Some degree of returning investor confidence in Stereotaxis was demonstrated in August as the company tapped institutional investors for a $25 million private placement, selling more than 12 million shares to healthcare-focused and growth-oriented investors. Fischel pointed out that financing was not necessary for the company to accomplish its goals but will enhance its commercial growth initiatives and a second wave of innovation.
"At September 30, we had cash and cash equivalents of $31.7 million and no debt," Sterotaxis CFO Kimberly R. Peery said on the company's most recent conference call. "This strong balance sheet allows for increased investment in growth initiatives and the ability to reach profitability without additional financings."
The company may have hit a turning point in its most recent quarter, posting a revenue increase and no loss per share. For Q3, the company brought in $8.2 million, up from $7.6 million in the same period a year ago and up sequentially from $6.7 million. The revenue increase was only slight but represented a departure from a revenue decline in two of the past three quarters and throughout 2018.

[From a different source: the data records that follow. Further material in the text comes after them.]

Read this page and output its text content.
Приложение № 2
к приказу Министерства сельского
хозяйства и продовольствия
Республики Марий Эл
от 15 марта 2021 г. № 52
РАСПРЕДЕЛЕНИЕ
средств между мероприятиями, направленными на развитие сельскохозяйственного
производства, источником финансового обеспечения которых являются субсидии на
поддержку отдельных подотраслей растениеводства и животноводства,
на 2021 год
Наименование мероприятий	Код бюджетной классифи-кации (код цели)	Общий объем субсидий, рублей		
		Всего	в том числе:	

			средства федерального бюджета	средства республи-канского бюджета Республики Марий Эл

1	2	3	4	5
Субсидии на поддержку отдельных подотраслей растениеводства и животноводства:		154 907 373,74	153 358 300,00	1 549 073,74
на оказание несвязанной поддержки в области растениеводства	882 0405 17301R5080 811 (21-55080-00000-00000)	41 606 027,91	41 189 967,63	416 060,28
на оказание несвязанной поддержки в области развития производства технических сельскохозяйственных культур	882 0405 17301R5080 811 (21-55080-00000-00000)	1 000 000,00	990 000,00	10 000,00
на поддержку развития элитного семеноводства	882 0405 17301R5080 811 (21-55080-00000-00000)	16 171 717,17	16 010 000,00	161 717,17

The case for investing now
Under Fischel's leadership Stereotaxis has increased its research and development spending in the past two years, from $4.8 million in 2017 to $8 million in 2018 and $10 million this year. Fischel said this translates to about 30% of sales and the amount is "far above" the company's weight class when compared to its peers. The company has invested extensive time and effort into development of its next-generation robotic surgery system, Genesis, which it says will improve magnetic navigation with increased efficiency and reduced size.

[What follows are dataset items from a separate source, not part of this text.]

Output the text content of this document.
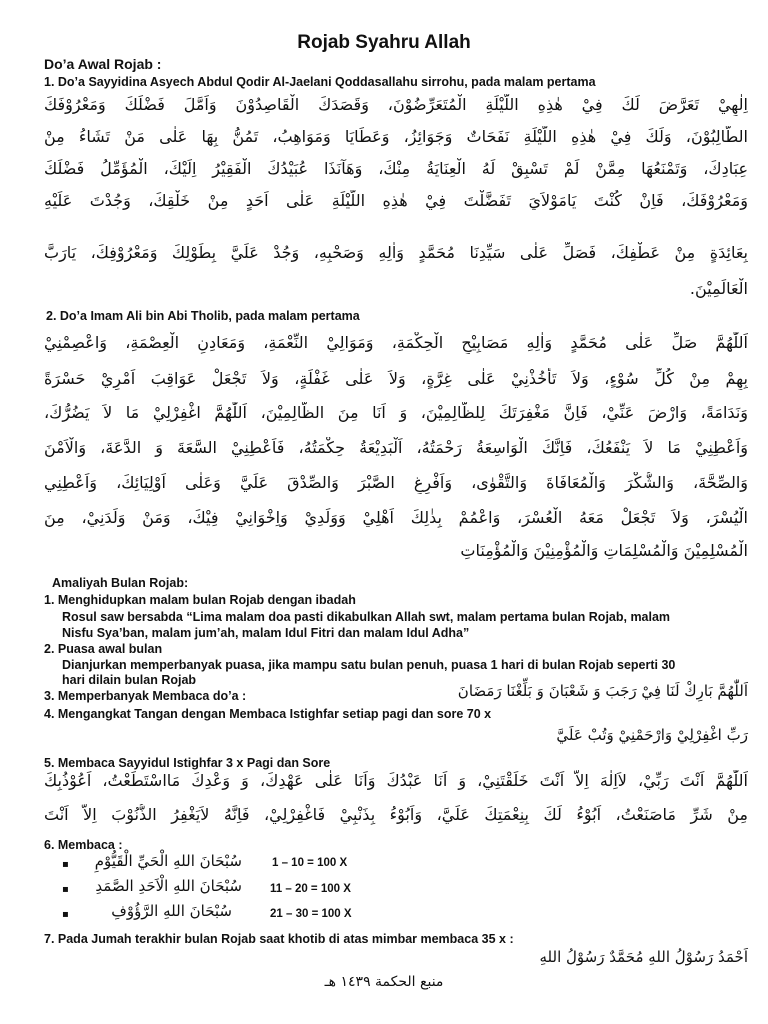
Rojab Syahru Allah
Do’a Awal Rojab :
1. Do’a Sayyidina Asyech Abdul Qodir Al-Jaelani Qoddasallahu sirrohu, pada malam pertama
اِلٰهِيْ تَعَرَّضَ لَكَ فِيْ هٰذِهِ اللَّيْلَةِ الْمُتَعَرِّضُوْنَ، وَقَصَدَكَ الْقَاصِدُوْنَ وَاَمَّلَ فَضْلَكَ وَمَعْرُوْفَكَ
الطَّالِبُوْنَ، وَلَكَ فِيْ هٰذِهِ اللَّيْلَةِ نَفَحَاتٌ وَجَوَائِزُ، وَعَطَايَا وَمَوَاهِبُ، تَمُنُّ بِهَا عَلٰى مَنْ تَشَاءُ مِنْ
عِبَادِكَ، وَتَمْنَعُهَا مِمَّنْ لَمْ تَسْبِقْ لَهُ الْعِنَايَةُ مِنْكَ، وَهَآنَذَا عُبَيْدُكَ الْفَقِيْرُ اِلَيْكَ، الْمُؤَمِّلُ فَضْلَكَ
وَمَعْرُوْفَكَ، فَاِنْ كُنْتَ يَامَوْلاَيَ تَفَضَّلْتَ فِيْ هٰذِهِ اللَّيْلَةِ عَلٰى اَحَدٍ مِنْ خَلْقِكَ، وَجُدْتَ عَلَيْهِ
بِعَائِدَةٍ مِنْ عَطْفِكَ، فَصَلِّ عَلٰى سَيِّدِنَا مُحَمَّدٍ وَاٰلِهِ وَصَحْبِهِ، وَجُدْ عَلَيَّ بِطَوْلِكَ وَمَعْرُوْفِكَ، يَارَبَّ
الْعَالَمِيْنَ.
2. Do’a Imam Ali bin Abi Tholib, pada malam pertama
اَللّٰهُمَّ صَلِّ عَلٰى مُحَمَّدٍ وَاٰلِهِ مَصَابِيْحِ الْحِكْمَةِ، وَمَوَالِيْ النِّعْمَةِ، وَمَعَادِنِ الْعِصْمَةِ، وَاعْصِمْنِيْ
بِهِمْ مِنْ كُلِّ سُوْءٍ، وَلاَ تَأْخُذْنِيْ عَلٰى غِرَّةٍ، وَلاَ عَلٰى غَفْلَةٍ، وَلاَ تَجْعَلْ عَوَاقِبَ اَمْرِيْ حَسْرَةً
وَنَدَامَةً، وَارْضَ عَنِّيْ، فَاِنَّ مَغْفِرَتَكَ لِلظَّالِمِيْنَ، وَ اَنَا مِنَ الظَّالِمِيْنَ، اَللّٰهُمَّ اغْفِرْلِيْ مَا لاَ يَضُرُّكَ،
وَاَعْطِنِيْ مَا لاَ يَنْفَعُكَ، فَاِنَّكَ الْوَاسِعَةُ رَحْمَتُهُ، اَلْبَدِيْعَةُ حِكْمَتُهُ، فَاَعْطِنِيْ السَّعَةَ وَ الدَّعَةَ، وَالْاَمْنَ
وَالصِّحَّةَ، وَالشُّكْرَ وَالْمُعَافَاةَ وَالتَّقْوٰى، وَاَفْرِغِ الصَّبْرَ وَالصِّدْقَ عَلَيَّ وَعَلٰى اَوْلِيَائِكَ، وَاَعْطِنِي
الْيُسْرَ، وَلاَ تَجْعَلْ مَعَهُ الْعُسْرَ، وَاعْمُمْ بِذٰلِكَ اَهْلِيْ وَوَلَدِيْ وَاِخْوَانِيْ فِيْكَ، وَمَنْ وَلَدَنِيْ، مِنَ
الْمُسْلِمِيْنَ وَالْمُسْلِمَاتِ وَالْمُؤْمِنِيْنَ وَالْمُؤْمِنَاتِ
Amaliyah Bulan Rojab:
1. Menghidupkan malam bulan Rojab dengan ibadah
Rosul saw bersabda “Lima malam doa pasti dikabulkan Allah swt, malam pertama bulan Rojab, malam
Nisfu Sya’ban, malam jum’ah, malam Idul Fitri dan malam Idul Adha”
2. Puasa awal bulan
Dianjurkan memperbanyak puasa, jika mampu satu bulan penuh, puasa 1 hari di bulan Rojab seperti 30
hari dilain bulan Rojab
3. Memperbanyak Membaca do’a :	اَللّٰهُمَّ بَارِكْ لَنَا فِيْ رَجَبَ وَ شَعْبَانَ وَ بَلِّغْنَا رَمَضَانَ
4. Mengangkat Tangan dengan Membaca Istighfar setiap pagi dan sore 70 x
رَبِّ اغْفِرْلِيْ وَارْحَمْنِيْ وَتُبْ عَلَيَّ
5. Membaca Sayyidul Istighfar 3 x Pagi dan Sore
اَللّٰهُمَّ اَنْتَ رَبِّيْ، لاَاِلٰهَ اِلاَّ اَنْتَ خَلَقْتَنِيْ، وَ اَنَا عَبْدُكَ وَاَنَا عَلٰى عَهْدِكَ، وَ وَعْدِكَ مَااسْتَطَعْتُ، اَعُوْذُبِكَ
مِنْ شَرِّ مَاصَنَعْتُ، اَبُوْءُ لَكَ بِنِعْمَتِكَ عَلَيَّ، وَاَبُوْءُ بِذَنْبِيْ فَاغْفِرْلِيْ، فَاِنَّهُ لاَيَغْفِرُ الذُّنُوْبَ اِلاَّ اَنْتَ
6. Membaca :
▪	سُبْحَانَ اللهِ الْحَيِّ الْقَيُّوْمِ	1 – 10 = 100 X
▪	سُبْحَانَ اللهِ الْاَحَدِ الصَّمَدِ 11 – 20 = 100 X
▪	سُبْحَانَ اللهِ الرَّؤُوْفِ	21 – 30 = 100 X
7. Pada Jumah terakhir bulan Rojab saat khotib di atas mimbar membaca 35 x :
اَحْمَدُ رَسُوْلُ اللهِ مُحَمَّدٌ رَسُوْلُ اللهِ
منبع الحكمة ١٤٣٩ هـ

The system is cleared for launch in Europe and is in the final stages of the regulatory process in the US. Fischel characterizes the launch, along with the rollout of a proprietary fluoroscope product, as "the first significant wave in our commercial growth strategy." According to a presentation made by Fischel at the Heart Rhythm Society convention earlier this year, the system is 2000 pounds lighter than its predecessor, is one-fifth smaller from a patient perspective, is faster and instantaneously responsive, and benefits from simplified installation and maintenance. The company has high hopes for Genesis, but uncertainty remains on how much its launch will boost revenue, and when.
The company is also working on a proprietary magnetic ablation catheter it expects to serve as an even more substantial driver of revenue growth and it recently entered partnerships that may yield growth in the area of preoperative mapping technology.
Annual revenues for robotic surgery systems are expected around $3 billion for 2019 and growth of 15% per year is expected, according to market research firm IBISWorld, and the number of potential patients for Stereotaxis' products is huge, with approximately one in 18 people, or 5% of the US population, estimated to be living with an arrhythmia. However, Stereotaxis has not shown investors it can successfully capture the market yet, and the company has been around for 15 years. Technology-wise the company is frequently compared to Intuitive Surgical (NASDAQ:ISRG), which has seen its market cap grow to nearly $67 billion, and has even been mentioned as an acquisition target for Intuitive.
But while management consistently cites its efforts to return to stable financial footing, its work has not yet materialized in the company's financials. Stereotaxis is worth keeping an eye on to see if its new products like Genesis can take hold in numbers that lead to a true turnaround, but investors would be wise to look for more signs management is executing on plans before making an investment.